Open Doors, a ministry aiding persecuted Christians in some of the world’s most hostile regions, says that each month:
- 322 Christians, on average, are killed for practicing their faith.
- 772 forms of violence—beatings, rapes, arrests, forced marriages—are perpetrated against Christians.
- 214 churches and Christian properties are destroyed.
- Christians in more than 60 countries are oppressed not only by neighbors but by their government.
“All over the world, like the early martyrs of the church, believers are literally soaked in blood as [they] die for their faith,” says Lord David Alton, a longtime member of the House of Lords in the British Parliament and a leading religious freedom advocate.
Alton, who will speak in May at the World Summit in Defense of Persecuted Christians in Washington, D.C., noted that out of 185 nations studied by Pew Research, 151 of them persecuted religious minorities. Whether in communist regimes like North Korea or Islamist-dominated regions of north Africa, Asia or the Middle East, accounts of both grievous suffering and amazing courage can be found.

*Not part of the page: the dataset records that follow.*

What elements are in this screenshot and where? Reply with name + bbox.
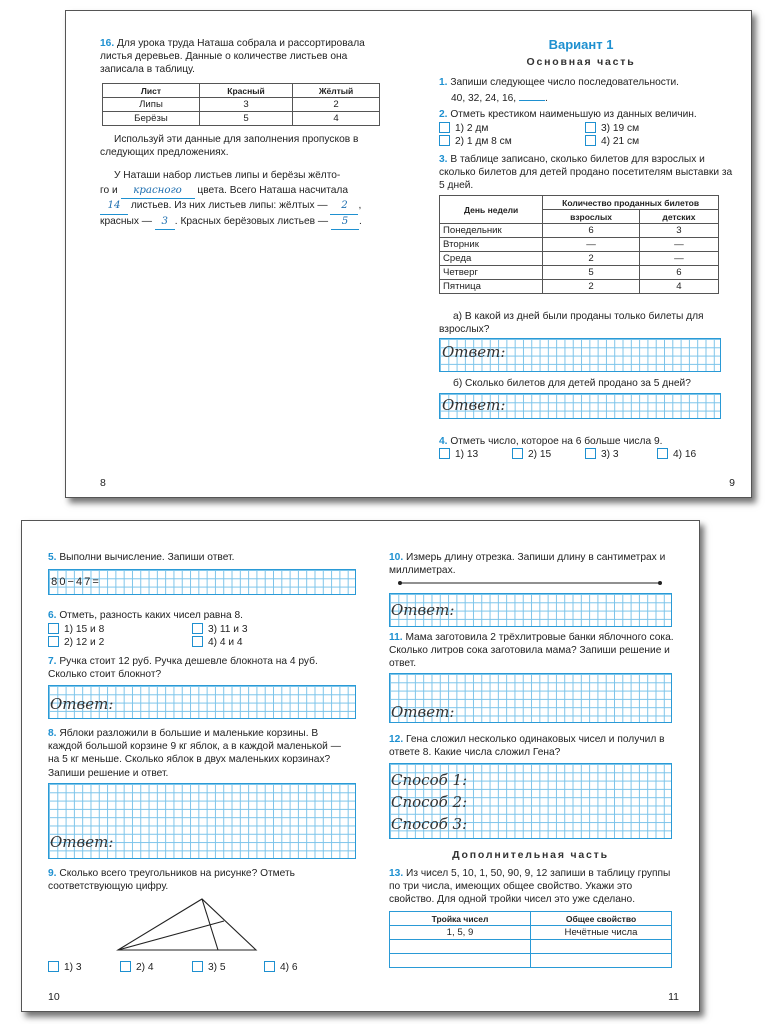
table-cell[interactable]: [531, 940, 672, 954]
checkbox[interactable]: [48, 636, 59, 647]
option-3[interactable]: 3) 11 и 3: [192, 623, 247, 636]
variant-title: Вариант 1: [548, 37, 614, 52]
section-title: Основная часть: [526, 56, 636, 68]
page-10: [22, 521, 362, 1011]
task-13-text: 13. Из чисел 5, 10, 1, 50, 90, 9, 12 запиши в таблицу группы по три числа, имеющих общее свойство. Укажи это свойство. Для одной тройки чисел это уже сделано.: [389, 868, 671, 906]
option-4[interactable]: 4) 21 см: [585, 135, 639, 148]
option-1[interactable]: 1) 3: [48, 961, 82, 974]
checkbox[interactable]: [439, 135, 450, 146]
task-16-instruction: Используй эти данные для заполнения пропусков в следующих предложениях.: [100, 134, 359, 159]
page-8: [66, 11, 406, 497]
option-3[interactable]: 3) 5: [192, 961, 226, 974]
page-9: [411, 11, 753, 497]
task-16-sentences: У Наташи набор листьев липы и берёзы жёлто- го и красного цвета. Всего Наташа насчитала 14 листьев. Из них листьев липы: жёлтых — 2 , красных — 3 . Красных берёзовых листьев — 5 .: [100, 169, 392, 230]
answer-blank[interactable]: [519, 90, 545, 101]
groups-table: Тройка чисел Общее свойство 1, 5, 9 Нечётные числа: [389, 911, 672, 968]
checkbox[interactable]: [657, 448, 668, 459]
task-11-text: 11. Мама заготовила 2 трёхлитровые банки яблочного сока. Сколько литров сока заготовила мама? Запиши решение и ответ.: [389, 632, 674, 670]
checkbox[interactable]: [48, 623, 59, 634]
checkbox[interactable]: [264, 961, 275, 972]
checkbox[interactable]: [585, 135, 596, 146]
task-9-text: 9. Сколько всего треугольников на рисунке? Отметь соответствующую цифру.: [48, 868, 295, 893]
triangles-figure: [112, 896, 262, 954]
section-title: Дополнительная часть: [452, 849, 609, 861]
task-1: 1. Запиши следующее число последовательности. 40, 32, 24, 16, .: [439, 77, 680, 105]
top-spread: [65, 10, 752, 498]
task-6-text: 6. Отметь, разность каких чисел равна 8.: [48, 610, 243, 621]
answer-label: Ответ:: [50, 833, 114, 851]
option-2[interactable]: 2) 4: [120, 961, 154, 974]
task-8-text: 8. Яблоки разложили в большие и маленькие корзины. В каждой большой корзине 9 кг яблок, а в каждой маленькой — на 5 кг меньше. Сколько яблок в двух маленьких корзинах? Запиши решение и ответ.: [48, 728, 341, 779]
table-cell[interactable]: [390, 940, 531, 954]
tickets-table: День недели Количество проданных билетов взрослых детских Понедельник 6 3 Вторник — — Среда 2 — Четверг 5 6 Пятница 2 4: [439, 195, 719, 294]
answer-label: Ответ:: [442, 343, 506, 361]
leaves-table: Лист Красный Жёлтый Липы 3 2 Берёзы 5 4: [102, 83, 380, 126]
option-1[interactable]: 1) 2 дм: [439, 122, 488, 135]
option-2[interactable]: 2) 15: [512, 448, 551, 461]
checkbox[interactable]: [585, 448, 596, 459]
task-2-text: 2. Отметь крестиком наименьшую из данных величин.: [439, 109, 697, 120]
checkbox[interactable]: [439, 448, 450, 459]
option-4[interactable]: 4) 6: [264, 961, 298, 974]
option-2[interactable]: 2) 1 дм 8 см: [439, 135, 512, 148]
question-a: а) В какой из дней были проданы только билеты для взрослых?: [439, 311, 704, 336]
calc-expression: 8 0 − 4 7 =: [51, 576, 99, 588]
checkbox[interactable]: [192, 623, 203, 634]
segment-figure: [397, 579, 663, 587]
task-12-text: 12. Гена сложил несколько одинаковых чисел и получил в ответе 8. Какие числа сложил Гена?: [389, 734, 665, 759]
checkbox[interactable]: [192, 961, 203, 972]
option-4[interactable]: 4) 16: [657, 448, 696, 461]
page-number: 9: [729, 477, 735, 489]
way-1-label: Способ 1:: [391, 771, 468, 789]
answer-label: Ответ:: [50, 695, 114, 713]
table-cell[interactable]: [531, 954, 672, 968]
task-7-text: 7. Ручка стоит 12 руб. Ручка дешевле блокнота на 4 руб. Сколько стоит блокнот?: [48, 656, 318, 681]
option-1[interactable]: 1) 13: [439, 448, 478, 461]
option-3[interactable]: 3) 3: [585, 448, 619, 461]
task-5-text: 5. Выполни вычисление. Запиши ответ.: [48, 552, 235, 563]
question-b: б) Сколько билетов для детей продано за 5 дней?: [453, 378, 691, 389]
option-1[interactable]: 1) 15 и 8: [48, 623, 104, 636]
checkbox[interactable]: [192, 636, 203, 647]
option-4[interactable]: 4) 4 и 4: [192, 636, 243, 649]
answer-label: Ответ:: [391, 601, 455, 619]
task-4-text: 4. Отметь число, которое на 6 больше числа 9.: [439, 436, 663, 447]
task-10-text: 10. Измерь длину отрезка. Запиши длину в сантиметрах и миллиметрах.: [389, 552, 666, 577]
answer-label: Ответ:: [391, 703, 455, 721]
checkbox[interactable]: [512, 448, 523, 459]
way-3-label: Способ 3:: [391, 815, 468, 833]
task-3-text: 3. В таблице записано, сколько билетов для взрослых и сколько билетов для детей продано посетителям выставки за 5 дней.: [439, 154, 733, 192]
answer-label: Ответ:: [442, 396, 506, 414]
task-16-text: 16. Для урока труда Наташа собрала и рассортировала листья деревьев. Данные о количестве листьев она записала в таблицу.: [100, 38, 365, 76]
page-number: 11: [668, 991, 679, 1003]
way-2-label: Способ 2:: [391, 793, 468, 811]
checkbox[interactable]: [439, 122, 450, 133]
option-3[interactable]: 3) 19 см: [585, 122, 639, 135]
page-11: [367, 521, 701, 1011]
checkbox[interactable]: [585, 122, 596, 133]
table-cell[interactable]: [390, 954, 531, 968]
page-number: 10: [48, 991, 60, 1003]
page-number: 8: [100, 477, 106, 489]
checkbox[interactable]: [48, 961, 59, 972]
checkbox[interactable]: [120, 961, 131, 972]
bottom-spread: [21, 520, 700, 1012]
option-2[interactable]: 2) 12 и 2: [48, 636, 104, 649]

“Last year, I visited detention centers in South Asia where escaping Pakistani Christians, hunted down for their faith, are incarcerated and kept like animals,” Alton says. “If for people like these the faith is worth dying for, we who enjoy so many freedoms must live for it and use our freedoms on their behalf.
“The Book of Genesis reminds us that every person is crafted in the image and likeness of God. That places a duty on those of us who have a voice to speak out and to act on behalf of all who are vulnerable and powerless. The Apostle Paul says we also have a special duty to the people who are of the household of faith.”
Alton says he is encouraged by a renewed interest in the issue of religious freedom and human rights. For example, the British government sponsored a two-day event recently to challenge the “religious illiteracy” that exists among many Western policymakers and to focus on Article 18 of the U.N.’s Universal Declaration of Human Rights, passed in 1948. Article 18 concerns the right to believe, not to believe, or to change one’s beliefs.
“All over the world this right is trampled on daily,” Alton says. “And indifferent policymakers, even when confronted with hard evidence of Christians being subjected to genocide, crimes against humanity or persecution, have chosen to look the other way. … Maximilian Kolbe, murdered by the Nazis at Auschwitz, said, ‘The most deadly poison of our time is indifference.’ It was true then, and it is true now.”